The most elaborate and luxurious manuscript of the Ilkhanid period is a fourteenth-century copy (now dispersed) of the Shahnama (Book of Kings), medic known today as the Great Mongol Shahnama. It exists today in the form of 57 illustrations and several text pages scattered among public and private collections. Extensive study of the manuscript has revealed that the original was probably two volumes of about 280 large folios and 190 illustrations.
In the early twentieth century, denture Paris dealer Georges Demotte took the manuscript apart, splitting some folios with illustrations on both sides and selling the resulting two leaves individually. He commissioned new text pages to paste on the backs of the undamaged split leaves; when these were damaged, the salvaged image was pasted onto a newly commissioned folio. As a result, some paintings are unrelated to the accompanying text, while others have incomplete text.
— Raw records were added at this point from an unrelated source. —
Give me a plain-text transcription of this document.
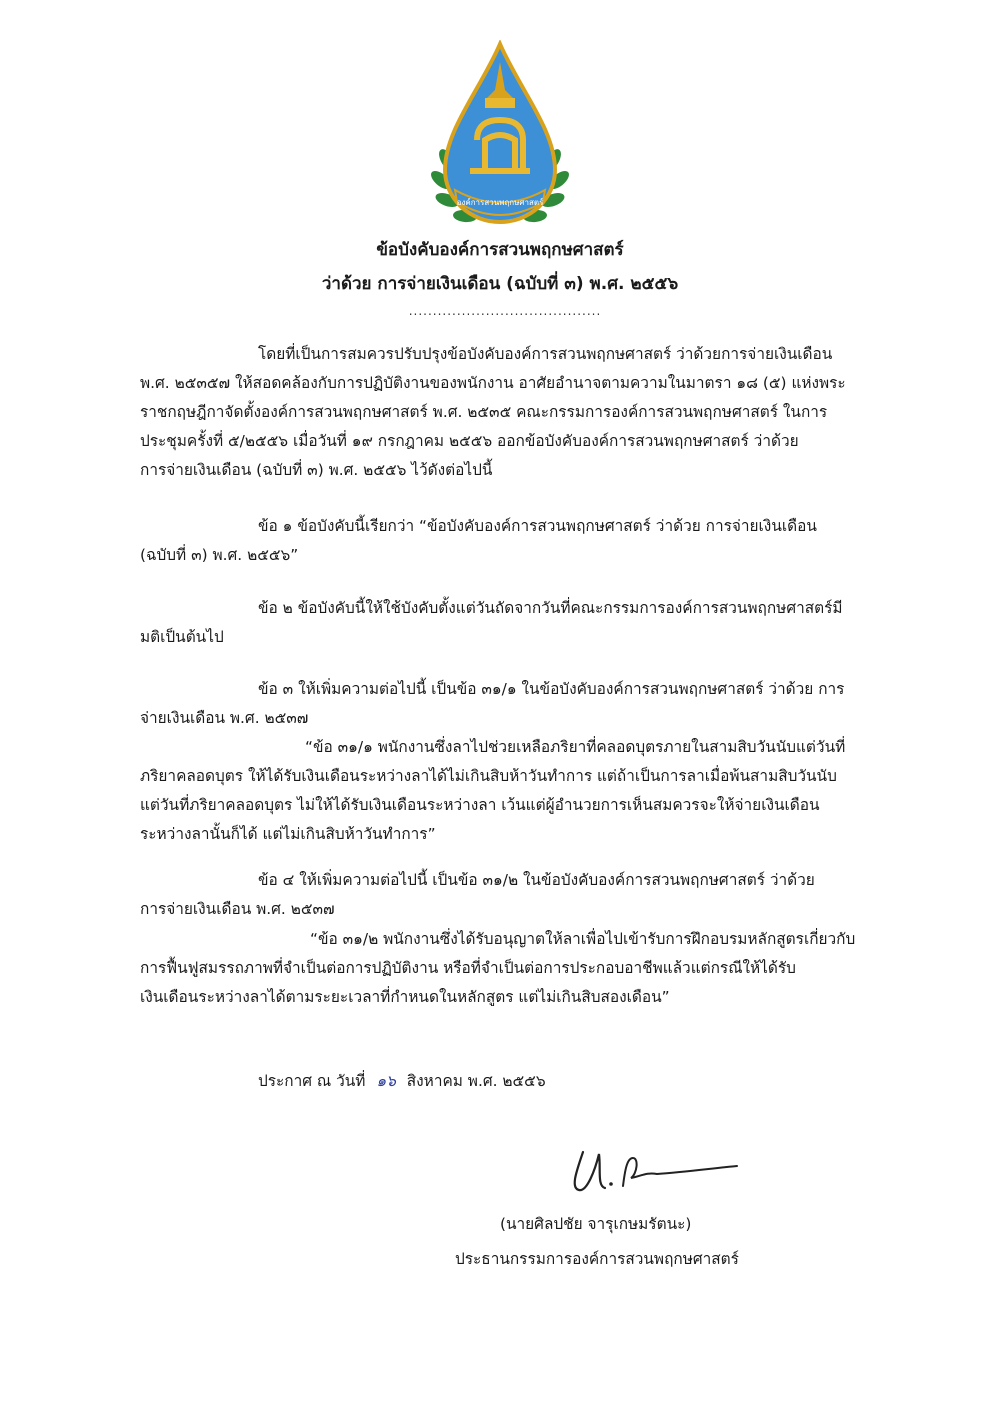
องค์การสวนพฤกษศาสตร์
ข้อบังคับองค์การสวนพฤกษศาสตร์
ว่าด้วย การจ่ายเงินเดือน (ฉบับที่ ๓) พ.ศ. ๒๕๕๖
........................................
โดยที่เป็นการสมควรปรับปรุงข้อบังคับองค์การสวนพฤกษศาสตร์ ว่าด้วยการจ่ายเงินเดือน
พ.ศ. ๒๕๓๕๗ ให้สอดคล้องกับการปฏิบัติงานของพนักงาน อาศัยอำนาจตามความในมาตรา ๑๘ (๕) แห่งพระ
ราชกฤษฎีกาจัดตั้งองค์การสวนพฤกษศาสตร์ พ.ศ. ๒๕๓๕ คณะกรรมการองค์การสวนพฤกษศาสตร์ ในการ
ประชุมครั้งที่ ๕/๒๕๕๖ เมื่อวันที่ ๑๙ กรกฎาคม ๒๕๕๖ ออกข้อบังคับองค์การสวนพฤกษศาสตร์ ว่าด้วย
การจ่ายเงินเดือน (ฉบับที่ ๓) พ.ศ. ๒๕๕๖ ไว้ดังต่อไปนี้
ข้อ ๑ ข้อบังคับนี้เรียกว่า “ข้อบังคับองค์การสวนพฤกษศาสตร์ ว่าด้วย การจ่ายเงินเดือน
(ฉบับที่ ๓) พ.ศ. ๒๕๕๖”
ข้อ ๒ ข้อบังคับนี้ให้ใช้บังคับตั้งแต่วันถัดจากวันที่คณะกรรมการองค์การสวนพฤกษศาสตร์มี
มติเป็นต้นไป
ข้อ ๓ ให้เพิ่มความต่อไปนี้ เป็นข้อ ๓๑/๑ ในข้อบังคับองค์การสวนพฤกษศาสตร์ ว่าด้วย การ
จ่ายเงินเดือน พ.ศ. ๒๕๓๗
“ข้อ ๓๑/๑ พนักงานซึ่งลาไปช่วยเหลือภริยาที่คลอดบุตรภายในสามสิบวันนับแต่วันที่
ภริยาคลอดบุตร ให้ได้รับเงินเดือนระหว่างลาได้ไม่เกินสิบห้าวันทำการ แต่ถ้าเป็นการลาเมื่อพ้นสามสิบวันนับ
แต่วันที่ภริยาคลอดบุตร ไม่ให้ได้รับเงินเดือนระหว่างลา เว้นแต่ผู้อำนวยการเห็นสมควรจะให้จ่ายเงินเดือน
ระหว่างลานั้นก็ได้ แต่ไม่เกินสิบห้าวันทำการ”
ข้อ ๔ ให้เพิ่มความต่อไปนี้ เป็นข้อ ๓๑/๒ ในข้อบังคับองค์การสวนพฤกษศาสตร์ ว่าด้วย
การจ่ายเงินเดือน พ.ศ. ๒๕๓๗
“ข้อ ๓๑/๒ พนักงานซึ่งได้รับอนุญาตให้ลาเพื่อไปเข้ารับการฝึกอบรมหลักสูตรเกี่ยวกับ
การฟื้นฟูสมรรถภาพที่จำเป็นต่อการปฏิบัติงาน หรือที่จำเป็นต่อการประกอบอาชีพแล้วแต่กรณีให้ได้รับ
เงินเดือนระหว่างลาได้ตามระยะเวลาที่กำหนดในหลักสูตร แต่ไม่เกินสิบสองเดือน”
ประกาศ ณ วันที่ ๑๖ สิงหาคม พ.ศ. ๒๕๕๖
(นายศิลปชัย จารุเกษมรัตนะ)
ประธานกรรมการองค์การสวนพฤกษศาสตร์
The pages of the Great Mongol Shahnama are large in format and most of the space is often entirely painted. The figures possess a monumental quality, and the use of such devices as the extension of trees and battle standards beyond the picture frame and the truncation of human and animal figures imparts a sense of barely contained energy. The frequent depiction of figures seen from behind pulls the viewer into the picture space, enhancing the drama. The innovative Ilkhanid artists combined the traditional style of Persian painting with elements borrowed from other traditions—costumes, rocks, trees, and clouds from Chinese art; compositions from Western painting—to produce a unique and unparalleled visual expression. The Shahnama, with its rich detailing of the largely lost material culture of the Mongol court, presents a view of the contemporary Ilkhanid world, transforming a popular text into a splendid visual document of the period.
Robert Hillenbrand has spent many years tracing the dispersed folios in order to bring them together to produce a facsimile of the original.